TEHRAN, May 29 (MNA) – In the past few weeks, the oil market has been witnessing great volatility, as the quivers of the US-China trade war once again hit the fragile market.

Last week, oil prices experienced the sharpest drop this year as concerns over a global economic slowdown caused by the China-US trade spat once again permeated the markets.
The sudden fall came in a weekend in which the prices were following a steady upward trend toward $74 per barrel on escalating tensions between Iran and the US and its allies in the region. 

High oil prices are not in line with the policies of the Trump administration so maintaining a balance between the oil prices driving factors and the deterrent ones, has been for long, a great headache for the white house and China has played the major weighting role which has come to rescue Trump whenever his decisions push the prices in the white house’s opposite direction.

Considering the great worries that is spreading across the markets all around the world, it seems wise to ask, is the trade war really as concerning as it sounds? Or maybe Trump’s sudden outrageous clashes with China is all part of a conspiracy plan to keep the oil prices in a safe zone?

Trump and driving factors

Since the beginning of 2019, several factors have been constantly pointed out as big influencers in the oil market, among which the trade war between US and China, the tensions in the Middle East, OPEC+ deal, supply disruptions in OPEC and non-OPEC nations like Libya, shale oil productions and most importantly the US President Tramp’s constant interferes with the market, can be mentioned.
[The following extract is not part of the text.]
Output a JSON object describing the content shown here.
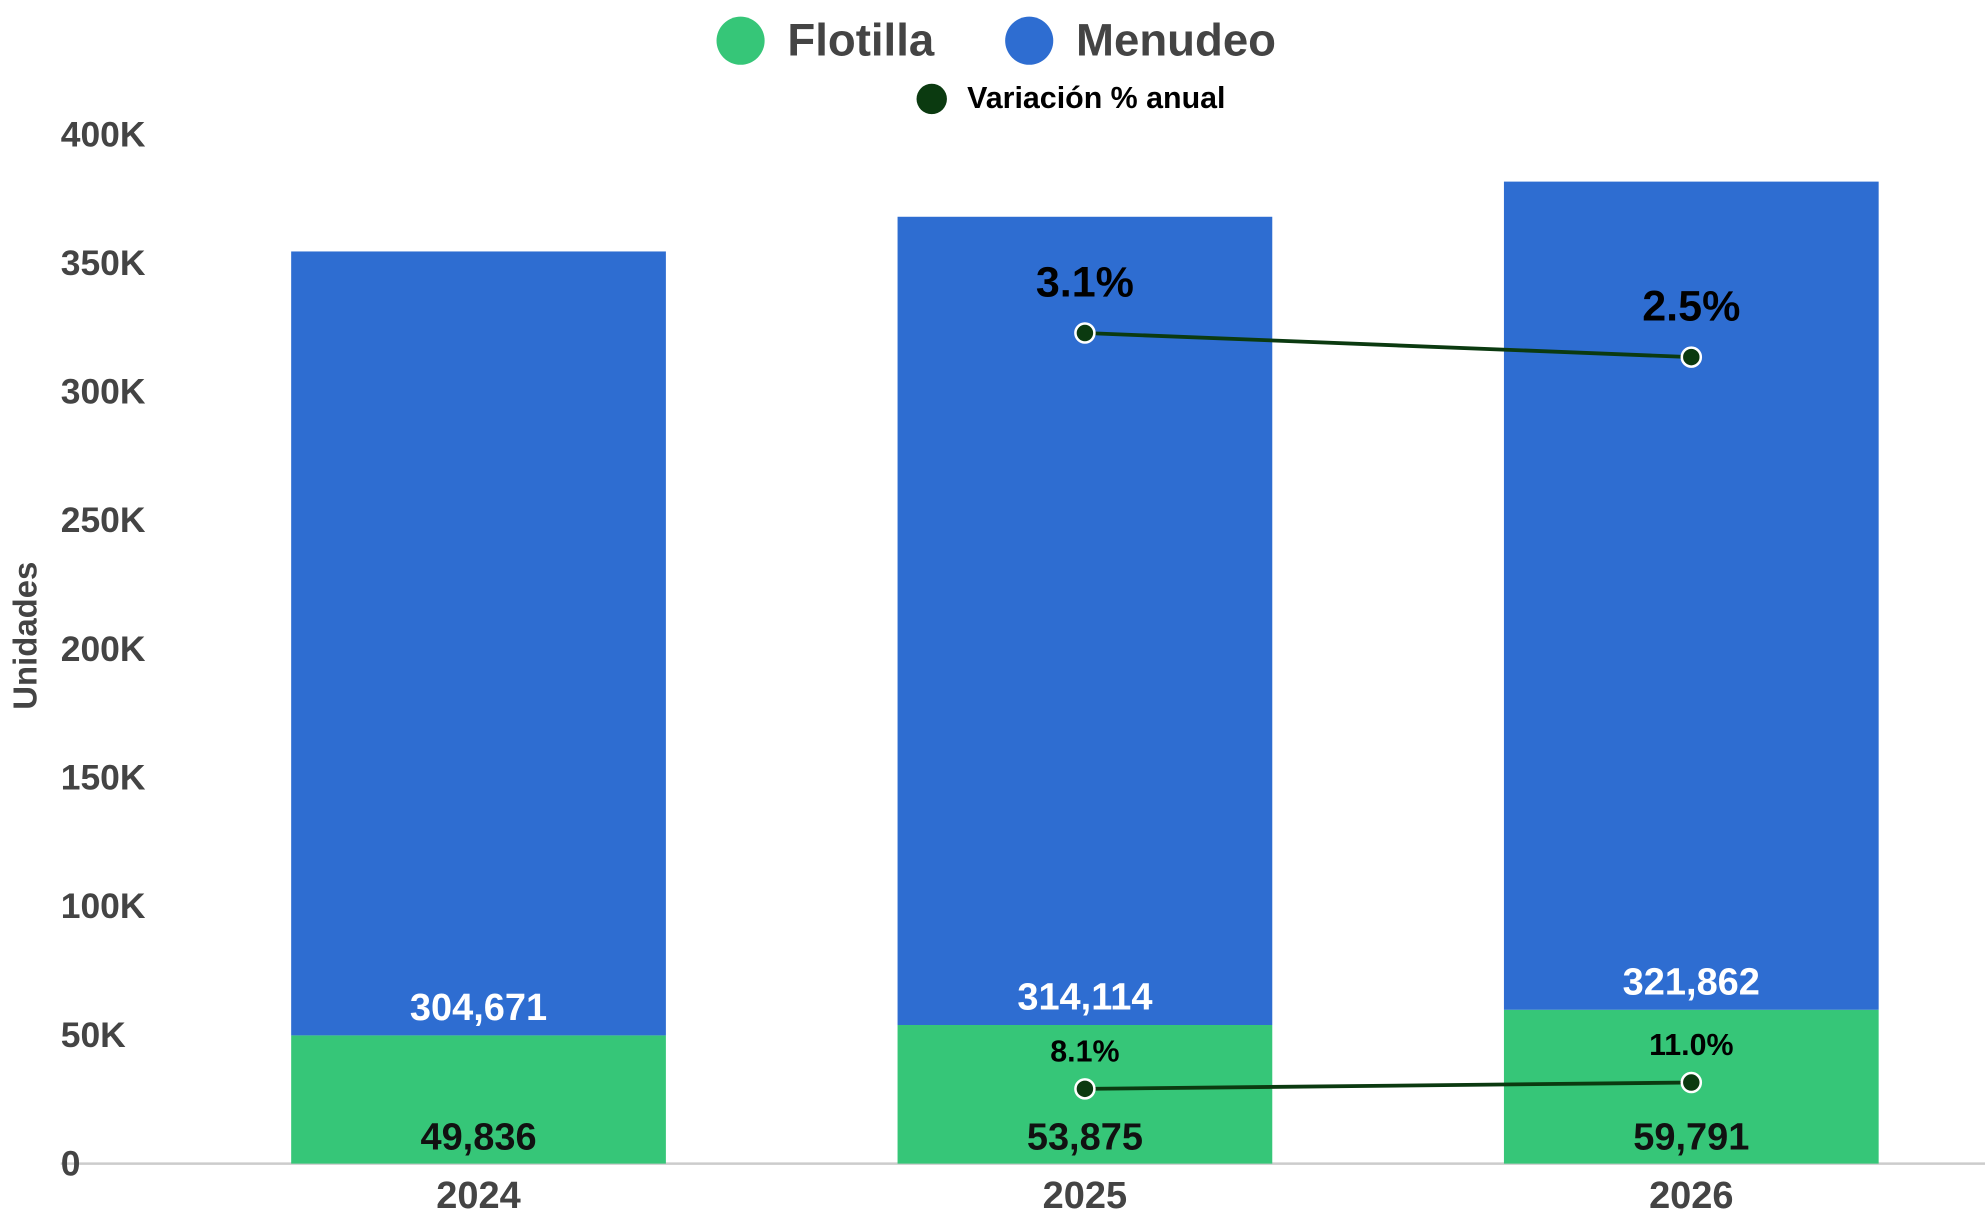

Some of the above mentioned factors have been supporters of the oil prices and some are pushing them down. The tensions in the Middle East, supply disruptions and OPEC+ production cut deal are three main drivers of the oil prices while the trade war and rising shale production are two major heavy weighs which are keeping the prices down.
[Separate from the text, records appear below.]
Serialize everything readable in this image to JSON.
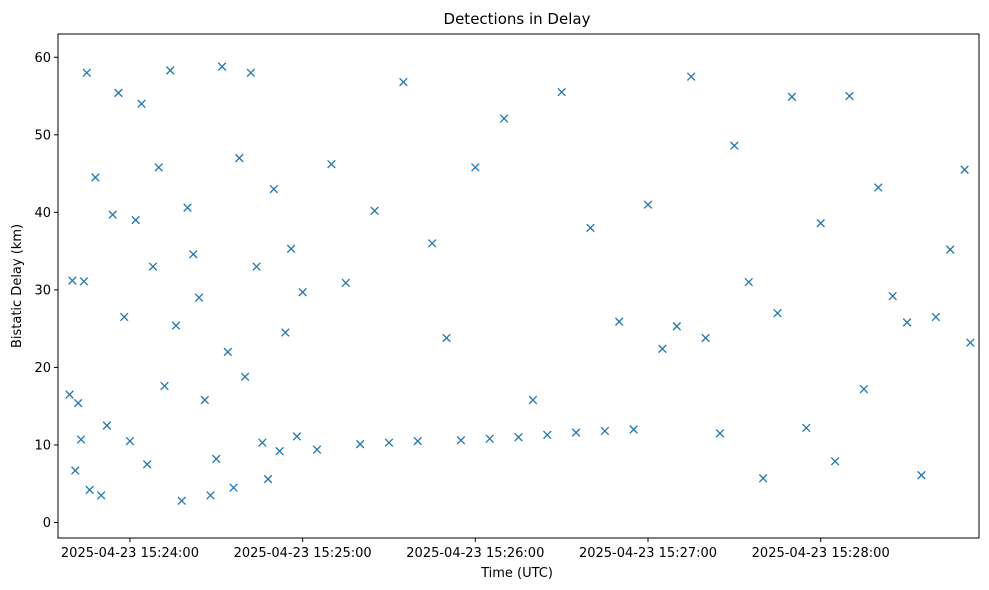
{
  "chart_data": {
    "type": "scatter",
    "title": "Detections in Delay",
    "xlabel": "Time (UTC)",
    "ylabel": "Bistatic Delay (km)",
    "x_unit": "time (UTC)",
    "xlim": [
      "2025-04-23 15:23:35",
      "2025-04-23 15:28:55"
    ],
    "ylim": [
      -2,
      63
    ],
    "x_ticks": [
      "2025-04-23 15:24:00",
      "2025-04-23 15:25:00",
      "2025-04-23 15:26:00",
      "2025-04-23 15:27:00",
      "2025-04-23 15:28:00"
    ],
    "y_ticks": [
      0,
      10,
      20,
      30,
      40,
      50,
      60
    ],
    "marker": "x",
    "grid": false,
    "colors": {
      "marker": "#1f77b4"
    },
    "series": [
      {
        "x": [
          "15:23:39",
          "15:23:40",
          "15:23:41",
          "15:23:42",
          "15:23:43",
          "15:23:44",
          "15:23:45",
          "15:23:46",
          "15:23:48",
          "15:23:50",
          "15:23:52",
          "15:23:54",
          "15:23:56",
          "15:23:58",
          "15:24:00",
          "15:24:02",
          "15:24:04",
          "15:24:06",
          "15:24:08",
          "15:24:10",
          "15:24:12",
          "15:24:14",
          "15:24:16",
          "15:24:18",
          "15:24:20",
          "15:24:22",
          "15:24:24",
          "15:24:26",
          "15:24:28",
          "15:24:30",
          "15:24:32",
          "15:24:34",
          "15:24:36",
          "15:24:38",
          "15:24:40",
          "15:24:42",
          "15:24:44",
          "15:24:46",
          "15:24:48",
          "15:24:50",
          "15:24:52",
          "15:24:54",
          "15:24:56",
          "15:24:58",
          "15:25:00",
          "15:25:05",
          "15:25:10",
          "15:25:15",
          "15:25:20",
          "15:25:25",
          "15:25:30",
          "15:25:35",
          "15:25:40",
          "15:25:45",
          "15:25:50",
          "15:25:55",
          "15:26:00",
          "15:26:05",
          "15:26:10",
          "15:26:15",
          "15:26:20",
          "15:26:25",
          "15:26:30",
          "15:26:35",
          "15:26:40",
          "15:26:45",
          "15:26:50",
          "15:26:55",
          "15:27:00",
          "15:27:05",
          "15:27:10",
          "15:27:15",
          "15:27:20",
          "15:27:25",
          "15:27:30",
          "15:27:35",
          "15:27:40",
          "15:27:45",
          "15:27:50",
          "15:27:55",
          "15:28:00",
          "15:28:05",
          "15:28:10",
          "15:28:15",
          "15:28:20",
          "15:28:25",
          "15:28:30",
          "15:28:35",
          "15:28:40",
          "15:28:45",
          "15:28:50",
          "15:28:52"
        ],
        "y": [
          16.5,
          31.2,
          6.7,
          15.4,
          10.7,
          31.1,
          58.0,
          4.2,
          44.5,
          3.5,
          12.5,
          39.7,
          55.4,
          26.5,
          10.5,
          39.0,
          54.0,
          7.5,
          33.0,
          45.8,
          17.6,
          58.3,
          25.4,
          2.8,
          40.6,
          34.6,
          29.0,
          15.8,
          3.5,
          8.2,
          58.8,
          22.0,
          4.5,
          47.0,
          18.8,
          58.0,
          33.0,
          10.3,
          5.6,
          43.0,
          9.2,
          24.5,
          35.3,
          11.1,
          29.7,
          9.4,
          46.2,
          30.9,
          10.1,
          40.2,
          10.3,
          56.8,
          10.5,
          36.0,
          23.8,
          10.6,
          45.8,
          10.8,
          52.1,
          11.0,
          15.8,
          11.3,
          55.5,
          11.6,
          38.0,
          11.8,
          25.9,
          12.0,
          41.0,
          22.4,
          25.3,
          57.5,
          23.8,
          11.5,
          48.6,
          31.0,
          5.7,
          27.0,
          54.9,
          12.2,
          38.6,
          7.9,
          55.0,
          17.2,
          43.2,
          29.2,
          25.8,
          6.1,
          26.5,
          35.2,
          45.5,
          23.2
        ]
      }
    ]
  }
}
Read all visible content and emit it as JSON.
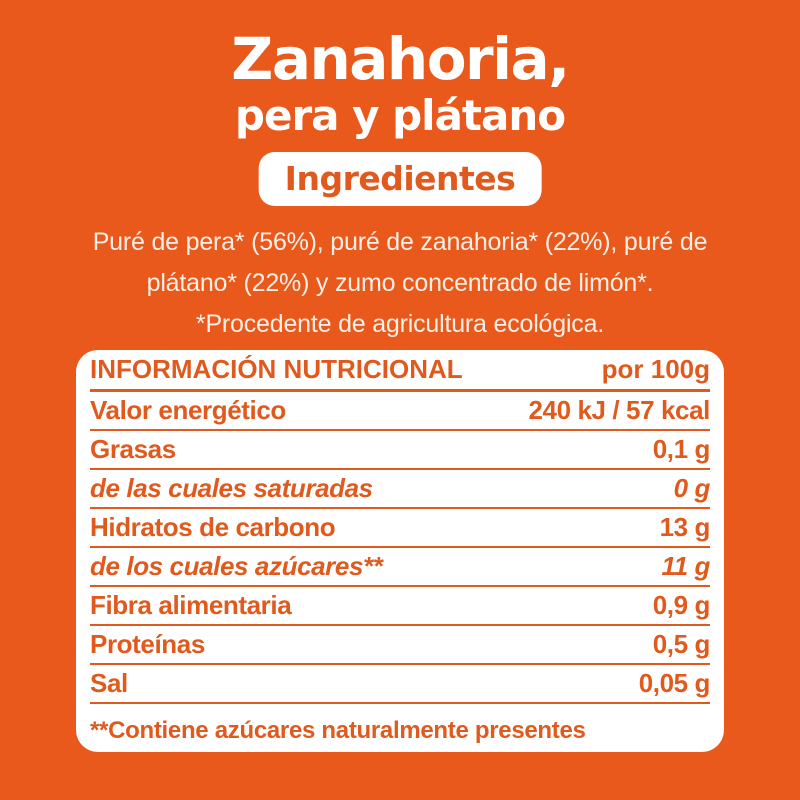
{
  "colors": {
    "background": "#E8591B",
    "accent": "#E05A1E",
    "card": "#FFFFFF",
    "paragraph_text": "#F9EFE7"
  },
  "header": {
    "title_line1": "Zanahoria,",
    "title_line2": "pera y plátano",
    "badge": "Ingredientes"
  },
  "ingredients": {
    "line1": "Puré de pera* (56%), puré de zanahoria* (22%), puré de",
    "line2": "plátano* (22%) y zumo concentrado de limón*.",
    "line3": "*Procedente de agricultura ecológica."
  },
  "nutrition_table": {
    "header": {
      "title": "INFORMACIÓN NUTRICIONAL",
      "unit": "por 100g"
    },
    "rows": [
      {
        "label": "Valor energético",
        "value": "240 kJ / 57 kcal",
        "italic": false
      },
      {
        "label": "Grasas",
        "value": "0,1 g",
        "italic": false
      },
      {
        "label": "de las cuales saturadas",
        "value": "0 g",
        "italic": true
      },
      {
        "label": "Hidratos de carbono",
        "value": "13 g",
        "italic": false
      },
      {
        "label": "de los cuales azúcares**",
        "value": "11 g",
        "italic": true
      },
      {
        "label": "Fibra alimentaria",
        "value": "0,9 g",
        "italic": false
      },
      {
        "label": "Proteínas",
        "value": "0,5 g",
        "italic": false
      },
      {
        "label": "Sal",
        "value": "0,05 g",
        "italic": false
      }
    ],
    "footnote": "**Contiene azúcares naturalmente presentes"
  }
}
One of the major policies that the Trump administration has been following, is to keep the oil prices down and that is in significant contrast with some other major policies of the white house. Washington has been constantly pushing to impose more and more pressure on Iran and Venezuela using oil as the main leverage.

In late April, Trump administration announced that Washington is going to sharply accelerate its efforts to drive Iran’s oil exports to zero, ending sanctions waivers that were previously granted to some of the Islamic Republic’s biggest customers.
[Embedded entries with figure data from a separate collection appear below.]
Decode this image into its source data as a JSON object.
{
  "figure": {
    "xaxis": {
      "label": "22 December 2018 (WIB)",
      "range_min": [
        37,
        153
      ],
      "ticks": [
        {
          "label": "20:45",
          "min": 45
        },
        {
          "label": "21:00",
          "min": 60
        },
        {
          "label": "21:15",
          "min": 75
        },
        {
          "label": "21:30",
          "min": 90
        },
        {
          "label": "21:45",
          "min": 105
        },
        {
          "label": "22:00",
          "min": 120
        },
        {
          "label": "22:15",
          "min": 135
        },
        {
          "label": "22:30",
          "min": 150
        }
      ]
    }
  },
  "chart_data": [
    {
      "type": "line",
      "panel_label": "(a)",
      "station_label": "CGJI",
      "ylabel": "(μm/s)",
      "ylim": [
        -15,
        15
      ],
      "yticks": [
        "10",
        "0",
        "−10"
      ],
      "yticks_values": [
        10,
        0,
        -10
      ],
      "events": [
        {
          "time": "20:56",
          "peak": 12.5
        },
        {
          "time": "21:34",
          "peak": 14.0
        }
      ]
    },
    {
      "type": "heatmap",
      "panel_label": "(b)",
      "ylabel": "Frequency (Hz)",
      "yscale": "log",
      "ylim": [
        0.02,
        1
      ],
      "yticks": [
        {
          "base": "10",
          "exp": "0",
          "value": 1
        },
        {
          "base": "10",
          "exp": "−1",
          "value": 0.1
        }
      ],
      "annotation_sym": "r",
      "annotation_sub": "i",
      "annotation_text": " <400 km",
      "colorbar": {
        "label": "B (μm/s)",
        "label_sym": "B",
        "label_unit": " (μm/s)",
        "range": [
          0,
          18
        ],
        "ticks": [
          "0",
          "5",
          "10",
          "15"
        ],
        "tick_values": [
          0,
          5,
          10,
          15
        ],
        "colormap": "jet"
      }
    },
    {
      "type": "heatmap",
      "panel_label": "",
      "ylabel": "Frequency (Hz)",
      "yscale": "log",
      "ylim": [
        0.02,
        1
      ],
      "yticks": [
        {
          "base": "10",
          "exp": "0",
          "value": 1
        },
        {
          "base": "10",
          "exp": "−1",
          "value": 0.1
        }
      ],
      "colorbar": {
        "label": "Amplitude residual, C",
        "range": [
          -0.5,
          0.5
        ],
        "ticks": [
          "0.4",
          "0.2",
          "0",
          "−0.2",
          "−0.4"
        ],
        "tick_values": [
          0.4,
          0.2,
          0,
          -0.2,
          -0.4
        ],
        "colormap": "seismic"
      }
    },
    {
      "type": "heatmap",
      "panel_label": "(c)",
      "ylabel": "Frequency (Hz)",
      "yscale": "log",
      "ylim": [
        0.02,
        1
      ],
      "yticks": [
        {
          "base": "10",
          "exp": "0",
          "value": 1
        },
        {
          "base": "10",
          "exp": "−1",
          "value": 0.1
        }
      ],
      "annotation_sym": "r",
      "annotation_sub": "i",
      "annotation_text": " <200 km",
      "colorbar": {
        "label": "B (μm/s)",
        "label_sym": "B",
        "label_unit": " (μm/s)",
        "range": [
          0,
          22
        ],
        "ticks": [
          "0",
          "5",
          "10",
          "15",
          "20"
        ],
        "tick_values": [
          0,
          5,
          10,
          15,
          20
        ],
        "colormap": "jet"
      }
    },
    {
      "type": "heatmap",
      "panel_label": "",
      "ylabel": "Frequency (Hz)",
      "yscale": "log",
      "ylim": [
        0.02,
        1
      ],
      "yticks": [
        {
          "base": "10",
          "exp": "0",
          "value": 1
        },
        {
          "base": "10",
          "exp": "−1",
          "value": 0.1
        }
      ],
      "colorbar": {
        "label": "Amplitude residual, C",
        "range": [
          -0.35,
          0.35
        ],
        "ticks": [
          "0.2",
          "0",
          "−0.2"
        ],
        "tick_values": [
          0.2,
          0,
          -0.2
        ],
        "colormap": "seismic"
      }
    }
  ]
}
Following this announcement, rumor had it that Iran is threatening to close the Strait of Hormuz and some Iranian officials actually hinted on the issue. In reaction to the news, the US deployed a carrier strike group and bombers to the region over “indications and warnings” from Iran.

The escalating tensions between the two sides still continues and is a major driver of the increase in oil prices. 

On the other hand, defying Trump’s will for leaving the cuts deal, Saudi Arabia has been constantly stating that it will be committed to a balanced and sustainable oil market.

Saudi Arabia and some major non-OPEC producers like Russia have been following a supply cuts plan which is also complied by other members of the Organization of the Petroleum Exporting Countries (OPEC). The plan is aimed at reducing global oversupply.

Deterring factors

Contrasting OPEC+ efforts US shale production has been reported to be rising significantly in the past few years so that just recently the US was crowned to be the world’s top oil producer. The over follow of US oil into the market has been for long one of the major factors that contributed to the oversupply in the market and consequently lowered the oil prices.

Last week, the American Petroleum Institute (API) announced that the US crude stockpiles increased by 2.4 million barrels, to 480.2 million barrels.

However, the US shale production on its own cannot equate the upward pressure which is imposed upon the prices by the Middle East tensions and sanctions on Venezuela.

So facing the powerful factors which are driving the prices up, Trump is, once again, left with no choice but to go for its only weapon at hand, pushing for an escalation of the trade row with the Chinese.

Many believe that considering Trump’s disruptive nature, the US-China trade spat is developing into a more complex strategic dispute between the world’s two largest economies, however I believe the current situation is all temporary and as soon as Trump reaches its goals in the Middle East, the dispute with China will also be relieved significantly.

It is obvious that the concurrent happening of two opposite scenarios which are greatly influential in the oil market cannot be a coincident. And the US president’s on and off outbreaks with China is just a way of making sure to have a “safety valve” in case of overpressure in the market.